Over the past month, though, that cohesion has had to give way to something else. Miller picked up an injury, while first-team commitments for Farfan, Jadama and Tuiloma have offered Knowles less time for their use. But as players like Smith, Arturo Diz Pe and Max Ornstil have stepped up, another virtue of 2018’s growth has been revealed.
“We’ve got guy that have settled into roles that now, when they step in, they feel like it’s their team, as well,” Knowles explains. “Because they’ve played a lot of games. It’s not just that they’re doing someone’s job from a week or two. We’ve got this buy-in from everyone. They have ownership over this team, the direction that it’s going to be in.”
Reinforcing the finish
A four-match losing streak that ended in the middle of July briefly cast T2 out of the Western Conference’s playoff picture.
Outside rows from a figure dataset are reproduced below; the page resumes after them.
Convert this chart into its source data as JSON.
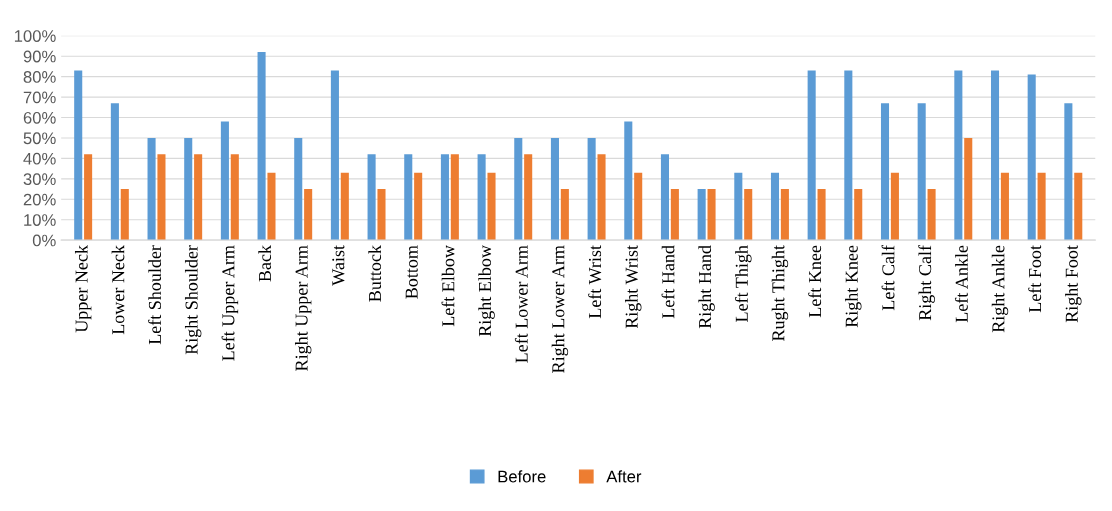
{
  "chart_data": {
    "type": "bar",
    "categories": [
      "Upper Neck",
      "Lower Neck",
      "Left Shoulder",
      "Right Shoulder",
      "Left Upper Arm",
      "Back",
      "Right Upper Arm",
      "Waist",
      "Buttock",
      "Bottom",
      "Left Elbow",
      "Right Elbow",
      "Left Lower Arm",
      "Right Lower Arm",
      "Left Wrist",
      "Right Wrist",
      "Left Hand",
      "Right Hand",
      "Left Thigh",
      "Rught Thight",
      "Left Knee",
      "Right Knee",
      "Left Calf",
      "Right Calf",
      "Left Ankle",
      "Right Ankle",
      "Left Foot",
      "Right Foot"
    ],
    "series": [
      {
        "name": "Before",
        "color": "#5b9bd5",
        "values": [
          83,
          67,
          50,
          50,
          58,
          92,
          50,
          83,
          42,
          42,
          42,
          42,
          50,
          50,
          50,
          58,
          42,
          25,
          33,
          33,
          83,
          83,
          67,
          67,
          83,
          83,
          81,
          67
        ]
      },
      {
        "name": "After",
        "color": "#ed7d31",
        "values": [
          42,
          25,
          42,
          42,
          42,
          33,
          25,
          33,
          25,
          33,
          42,
          33,
          42,
          25,
          42,
          33,
          25,
          25,
          25,
          25,
          25,
          25,
          33,
          25,
          50,
          33,
          33,
          33
        ]
      }
    ],
    "ylim": [
      0,
      100
    ],
    "yticks": [
      {
        "value": 0,
        "label": "0%"
      },
      {
        "value": 10,
        "label": "10%"
      },
      {
        "value": 20,
        "label": "20%"
      },
      {
        "value": 30,
        "label": "30%"
      },
      {
        "value": 40,
        "label": "40%"
      },
      {
        "value": 50,
        "label": "50%"
      },
      {
        "value": 60,
        "label": "60%"
      },
      {
        "value": 70,
        "label": "70%"
      },
      {
        "value": 80,
        "label": "80%"
      },
      {
        "value": 90,
        "label": "90%"
      },
      {
        "value": 100,
        "label": "100%"
      }
    ],
    "grid": "y",
    "legend": "bottom"
  }
}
Since, T2 has gone 8-3-2, leveraging the stability they built before their mid-year downturn to reinforce their finish.
A major part of that finish, though, was making Portland a place opponents should fear. As both the Timbers and Thorns FC have found during their existences, Portland can almost serve as a reprieve for visiting players – an exciting place to make memories by beating your hosts.
Coming into August, T2 was only 5-6-0 at home. They had given up 27 goals in 11 home games and given USL the impression that memories could be made in Portland.
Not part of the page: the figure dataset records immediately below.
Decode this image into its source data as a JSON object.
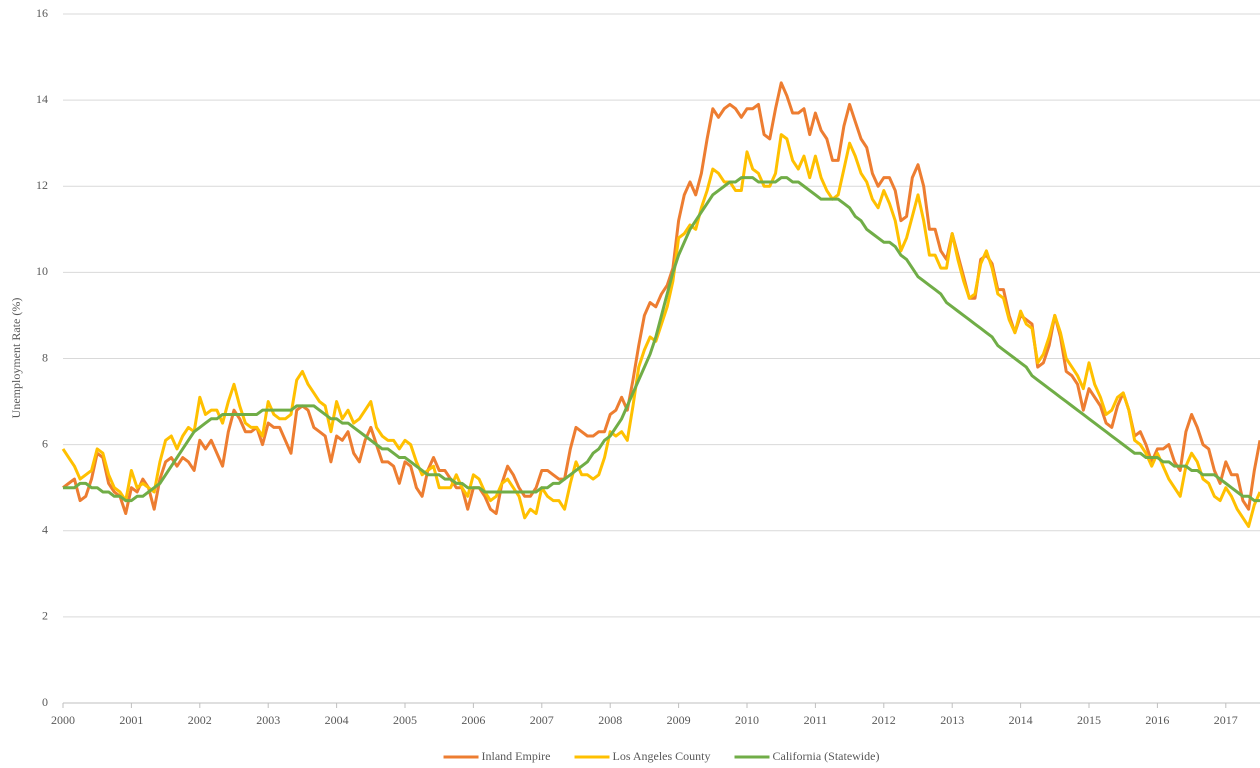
{
  "chart_data": {
    "type": "line",
    "y_label": "Unemployment Rate (%)",
    "xlim": [
      2000,
      2017.5
    ],
    "xticks": [
      2000,
      2001,
      2002,
      2003,
      2004,
      2005,
      2006,
      2007,
      2008,
      2009,
      2010,
      2011,
      2012,
      2013,
      2014,
      2015,
      2016,
      2017
    ],
    "ylim": [
      0,
      16
    ],
    "yticks": [
      0,
      2,
      4,
      6,
      8,
      10,
      12,
      14,
      16
    ],
    "grid": true,
    "legend": "bottom",
    "x": [
      2000,
      2000.083,
      2000.167,
      2000.25,
      2000.333,
      2000.417,
      2000.5,
      2000.583,
      2000.667,
      2000.75,
      2000.833,
      2000.917,
      2001,
      2001.083,
      2001.167,
      2001.25,
      2001.333,
      2001.417,
      2001.5,
      2001.583,
      2001.667,
      2001.75,
      2001.833,
      2001.917,
      2002,
      2002.083,
      2002.167,
      2002.25,
      2002.333,
      2002.417,
      2002.5,
      2002.583,
      2002.667,
      2002.75,
      2002.833,
      2002.917,
      2003,
      2003.083,
      2003.167,
      2003.25,
      2003.333,
      2003.417,
      2003.5,
      2003.583,
      2003.667,
      2003.75,
      2003.833,
      2003.917,
      2004,
      2004.083,
      2004.167,
      2004.25,
      2004.333,
      2004.417,
      2004.5,
      2004.583,
      2004.667,
      2004.75,
      2004.833,
      2004.917,
      2005,
      2005.083,
      2005.167,
      2005.25,
      2005.333,
      2005.417,
      2005.5,
      2005.583,
      2005.667,
      2005.75,
      2005.833,
      2005.917,
      2006,
      2006.083,
      2006.167,
      2006.25,
      2006.333,
      2006.417,
      2006.5,
      2006.583,
      2006.667,
      2006.75,
      2006.833,
      2006.917,
      2007,
      2007.083,
      2007.167,
      2007.25,
      2007.333,
      2007.417,
      2007.5,
      2007.583,
      2007.667,
      2007.75,
      2007.833,
      2007.917,
      2008,
      2008.083,
      2008.167,
      2008.25,
      2008.333,
      2008.417,
      2008.5,
      2008.583,
      2008.667,
      2008.75,
      2008.833,
      2008.917,
      2009,
      2009.083,
      2009.167,
      2009.25,
      2009.333,
      2009.417,
      2009.5,
      2009.583,
      2009.667,
      2009.75,
      2009.833,
      2009.917,
      2010,
      2010.083,
      2010.167,
      2010.25,
      2010.333,
      2010.417,
      2010.5,
      2010.583,
      2010.667,
      2010.75,
      2010.833,
      2010.917,
      2011,
      2011.083,
      2011.167,
      2011.25,
      2011.333,
      2011.417,
      2011.5,
      2011.583,
      2011.667,
      2011.75,
      2011.833,
      2011.917,
      2012,
      2012.083,
      2012.167,
      2012.25,
      2012.333,
      2012.417,
      2012.5,
      2012.583,
      2012.667,
      2012.75,
      2012.833,
      2012.917,
      2013,
      2013.083,
      2013.167,
      2013.25,
      2013.333,
      2013.417,
      2013.5,
      2013.583,
      2013.667,
      2013.75,
      2013.833,
      2013.917,
      2014,
      2014.083,
      2014.167,
      2014.25,
      2014.333,
      2014.417,
      2014.5,
      2014.583,
      2014.667,
      2014.75,
      2014.833,
      2014.917,
      2015,
      2015.083,
      2015.167,
      2015.25,
      2015.333,
      2015.417,
      2015.5,
      2015.583,
      2015.667,
      2015.75,
      2015.833,
      2015.917,
      2016,
      2016.083,
      2016.167,
      2016.25,
      2016.333,
      2016.417,
      2016.5,
      2016.583,
      2016.667,
      2016.75,
      2016.833,
      2016.917,
      2017,
      2017.083,
      2017.167,
      2017.25,
      2017.333,
      2017.417,
      2017.5
    ],
    "series": [
      {
        "name": "Inland Empire",
        "color": "#ed7d31",
        "values": [
          5.0,
          5.1,
          5.2,
          4.7,
          4.8,
          5.2,
          5.8,
          5.7,
          5.1,
          4.9,
          4.8,
          4.4,
          5.0,
          4.9,
          5.2,
          5.0,
          4.5,
          5.2,
          5.6,
          5.7,
          5.5,
          5.7,
          5.6,
          5.4,
          6.1,
          5.9,
          6.1,
          5.8,
          5.5,
          6.3,
          6.8,
          6.6,
          6.3,
          6.3,
          6.4,
          6.0,
          6.5,
          6.4,
          6.4,
          6.1,
          5.8,
          6.8,
          6.9,
          6.8,
          6.4,
          6.3,
          6.2,
          5.6,
          6.2,
          6.1,
          6.3,
          5.8,
          5.6,
          6.1,
          6.4,
          6.0,
          5.6,
          5.6,
          5.5,
          5.1,
          5.6,
          5.5,
          5.0,
          4.8,
          5.4,
          5.7,
          5.4,
          5.4,
          5.2,
          5.0,
          5.0,
          4.5,
          5.0,
          5.0,
          4.8,
          4.5,
          4.4,
          5.1,
          5.5,
          5.3,
          5.0,
          4.8,
          4.8,
          5.0,
          5.4,
          5.4,
          5.3,
          5.2,
          5.2,
          5.9,
          6.4,
          6.3,
          6.2,
          6.2,
          6.3,
          6.3,
          6.7,
          6.8,
          7.1,
          6.8,
          7.5,
          8.3,
          9.0,
          9.3,
          9.2,
          9.5,
          9.7,
          10.1,
          11.2,
          11.8,
          12.1,
          11.8,
          12.3,
          13.1,
          13.8,
          13.6,
          13.8,
          13.9,
          13.8,
          13.6,
          13.8,
          13.8,
          13.9,
          13.2,
          13.1,
          13.8,
          14.4,
          14.1,
          13.7,
          13.7,
          13.8,
          13.2,
          13.7,
          13.3,
          13.1,
          12.6,
          12.6,
          13.4,
          13.9,
          13.5,
          13.1,
          12.9,
          12.3,
          12.0,
          12.2,
          12.2,
          11.9,
          11.2,
          11.3,
          12.2,
          12.5,
          12.0,
          11.0,
          11.0,
          10.5,
          10.3,
          10.9,
          10.4,
          9.9,
          9.4,
          9.4,
          10.3,
          10.4,
          10.2,
          9.6,
          9.6,
          9.0,
          8.6,
          9.0,
          8.9,
          8.8,
          7.8,
          7.9,
          8.3,
          9.0,
          8.5,
          7.7,
          7.6,
          7.4,
          6.8,
          7.3,
          7.1,
          6.9,
          6.5,
          6.4,
          6.9,
          7.2,
          6.8,
          6.2,
          6.3,
          6.0,
          5.6,
          5.9,
          5.9,
          6.0,
          5.6,
          5.4,
          6.3,
          6.7,
          6.4,
          6.0,
          5.9,
          5.4,
          5.1,
          5.6,
          5.3,
          5.3,
          4.7,
          4.5,
          5.4,
          6.1
        ]
      },
      {
        "name": "Los Angeles County",
        "color": "#ffc000",
        "values": [
          5.9,
          5.7,
          5.5,
          5.2,
          5.3,
          5.4,
          5.9,
          5.8,
          5.3,
          5.0,
          4.9,
          4.7,
          5.4,
          5.0,
          5.1,
          5.0,
          4.9,
          5.6,
          6.1,
          6.2,
          5.9,
          6.2,
          6.4,
          6.3,
          7.1,
          6.7,
          6.8,
          6.8,
          6.5,
          7.0,
          7.4,
          6.9,
          6.5,
          6.4,
          6.4,
          6.2,
          7.0,
          6.7,
          6.6,
          6.6,
          6.7,
          7.5,
          7.7,
          7.4,
          7.2,
          7.0,
          6.9,
          6.3,
          7.0,
          6.6,
          6.8,
          6.5,
          6.6,
          6.8,
          7.0,
          6.4,
          6.2,
          6.1,
          6.1,
          5.9,
          6.1,
          6.0,
          5.6,
          5.3,
          5.4,
          5.5,
          5.0,
          5.0,
          5.0,
          5.3,
          5.0,
          4.8,
          5.3,
          5.2,
          4.9,
          4.7,
          4.8,
          5.1,
          5.2,
          5.0,
          4.8,
          4.3,
          4.5,
          4.4,
          5.0,
          4.8,
          4.7,
          4.7,
          4.5,
          5.1,
          5.6,
          5.3,
          5.3,
          5.2,
          5.3,
          5.7,
          6.3,
          6.2,
          6.3,
          6.1,
          6.9,
          7.8,
          8.2,
          8.5,
          8.4,
          8.8,
          9.2,
          9.8,
          10.8,
          10.9,
          11.1,
          11.0,
          11.5,
          11.9,
          12.4,
          12.3,
          12.1,
          12.1,
          11.9,
          11.9,
          12.8,
          12.4,
          12.3,
          12.0,
          12.0,
          12.3,
          13.2,
          13.1,
          12.6,
          12.4,
          12.7,
          12.2,
          12.7,
          12.2,
          11.9,
          11.7,
          11.8,
          12.4,
          13.0,
          12.7,
          12.3,
          12.1,
          11.7,
          11.5,
          11.9,
          11.6,
          11.2,
          10.5,
          10.8,
          11.3,
          11.8,
          11.2,
          10.4,
          10.4,
          10.1,
          10.1,
          10.9,
          10.3,
          9.8,
          9.4,
          9.5,
          10.2,
          10.5,
          10.1,
          9.5,
          9.4,
          8.9,
          8.6,
          9.1,
          8.8,
          8.7,
          7.9,
          8.1,
          8.5,
          9.0,
          8.6,
          8.0,
          7.8,
          7.6,
          7.3,
          7.9,
          7.4,
          7.1,
          6.7,
          6.8,
          7.1,
          7.2,
          6.8,
          6.1,
          6.0,
          5.8,
          5.5,
          5.8,
          5.5,
          5.2,
          5.0,
          4.8,
          5.5,
          5.8,
          5.6,
          5.2,
          5.1,
          4.8,
          4.7,
          5.0,
          4.8,
          4.5,
          4.3,
          4.1,
          4.6,
          4.9
        ]
      },
      {
        "name": "California (Statewide)",
        "color": "#70ad47",
        "values": [
          5.0,
          5.0,
          5.0,
          5.1,
          5.1,
          5.0,
          5.0,
          4.9,
          4.9,
          4.8,
          4.8,
          4.7,
          4.7,
          4.8,
          4.8,
          4.9,
          5.0,
          5.1,
          5.3,
          5.5,
          5.7,
          5.9,
          6.1,
          6.3,
          6.4,
          6.5,
          6.6,
          6.6,
          6.7,
          6.7,
          6.7,
          6.7,
          6.7,
          6.7,
          6.7,
          6.8,
          6.8,
          6.8,
          6.8,
          6.8,
          6.8,
          6.9,
          6.9,
          6.9,
          6.9,
          6.8,
          6.7,
          6.6,
          6.6,
          6.5,
          6.5,
          6.4,
          6.3,
          6.2,
          6.1,
          6.0,
          5.9,
          5.9,
          5.8,
          5.7,
          5.7,
          5.6,
          5.5,
          5.4,
          5.3,
          5.3,
          5.3,
          5.2,
          5.2,
          5.1,
          5.1,
          5.0,
          5.0,
          5.0,
          4.9,
          4.9,
          4.9,
          4.9,
          4.9,
          4.9,
          4.9,
          4.9,
          4.9,
          4.9,
          5.0,
          5.0,
          5.1,
          5.1,
          5.2,
          5.3,
          5.4,
          5.5,
          5.6,
          5.8,
          5.9,
          6.1,
          6.2,
          6.4,
          6.6,
          6.9,
          7.2,
          7.5,
          7.8,
          8.1,
          8.5,
          9.0,
          9.5,
          10.0,
          10.4,
          10.7,
          11.0,
          11.2,
          11.4,
          11.6,
          11.8,
          11.9,
          12.0,
          12.1,
          12.1,
          12.2,
          12.2,
          12.2,
          12.1,
          12.1,
          12.1,
          12.1,
          12.2,
          12.2,
          12.1,
          12.1,
          12.0,
          11.9,
          11.8,
          11.7,
          11.7,
          11.7,
          11.7,
          11.6,
          11.5,
          11.3,
          11.2,
          11.0,
          10.9,
          10.8,
          10.7,
          10.7,
          10.6,
          10.4,
          10.3,
          10.1,
          9.9,
          9.8,
          9.7,
          9.6,
          9.5,
          9.3,
          9.2,
          9.1,
          9.0,
          8.9,
          8.8,
          8.7,
          8.6,
          8.5,
          8.3,
          8.2,
          8.1,
          8.0,
          7.9,
          7.8,
          7.6,
          7.5,
          7.4,
          7.3,
          7.2,
          7.1,
          7.0,
          6.9,
          6.8,
          6.7,
          6.6,
          6.5,
          6.4,
          6.3,
          6.2,
          6.1,
          6.0,
          5.9,
          5.8,
          5.8,
          5.7,
          5.7,
          5.7,
          5.6,
          5.6,
          5.5,
          5.5,
          5.5,
          5.4,
          5.4,
          5.3,
          5.3,
          5.3,
          5.2,
          5.1,
          5.0,
          4.9,
          4.8,
          4.8,
          4.7,
          4.7
        ]
      }
    ]
  }
}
“When we came back, more recently, for that five-game home stretch,” Knowles recalls, still identifying the season’s key stretches, “and we hadn’t been good at home, and we knew it was going to be critical.
“We knew that teams were coming in thinking they would beat us. And we had to change that.”
In some ways, it was the season’s second major challenge, the type of task that tells a staff how players might respond come the no-excuses time of a postseason calendar. The first challenge was at the start, when hints of 2017 leaking through the opening Seattle loss. After a long period of building, though, the team needed to draw another line.
The response: Four wins in five games; one loss to the Western Conference leaders (by one goal, on Aug. 28); outscoring their guests 13-5 over a crucial, closing months.
“We had to earn the respect of the opponent coming into Portland,” Knowles said. “We had created a narrative, if you will, that teams could hang their hats on, say, ‘listen, they’ve lost this many games, at home. We can come in. We can get points, here.’ We needed to change that.”
T2 will close 2018’s home calendar at Merlo Field on Oct. 3 against Reno 1868 FC, and if all goes right before that, the team’s next-to-last game of the regular season, a home playoff game will still be in focus. But whether the team’s Western Conference quarterfinal ends up in Portland or afar, the team is going to be in historic place for the club: those quarterfinals.